Here, the solution is for ABC to have a valid § 754 election in place. Section 743 provides that, upon a § 754 election, the partners in the above example are able to reallocate X’s basis to account for the mismatch in outside and inside basis. Although this article will not address the mechanics of a § 754 election, it hopefully highlights the importance of such consideration when consummating acquisitions/dispositions of real property through partnership. For more information on § 754 elections, please feel free to contact Jechonias S. James, P.C., or see your local tax professional.
DISLCAIMER: This material has been prepared for informational purposes only, and is not intended to provide, and should not be relied on for, tax, legal or accounting advice. You should consult your own tax, legal and accounting advisors before engaging in any transaction.

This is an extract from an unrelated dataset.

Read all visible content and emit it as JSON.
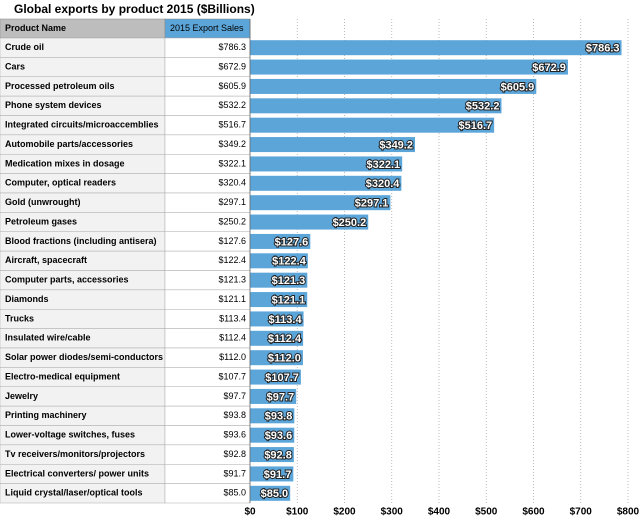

[1] The term “partnership” is used to denote state entities that are taxed under Subchapter K of the Internal Revenue Code. [2] 26 U.S.C. § 722. [3] Id. at § 723. [4] Partners may allocate tax items (i.e. income, deductions, gain, loss, credits) as they see fit provided that such allocations have “substantial economic effect.” Treas. Reg. § 1.704-1(b)(2). [5] 26 U.S.C. § 705(a)(1). [6] Id. at § 705(a)(2). [7] 26 U.S.C. §§ 167, 168. [8] A discounted sale of partnership interest carries the same potential. [9] Each member’s share of the inside basis is equal to their portion of the total contributions used to acquire the building ($120/3=$40).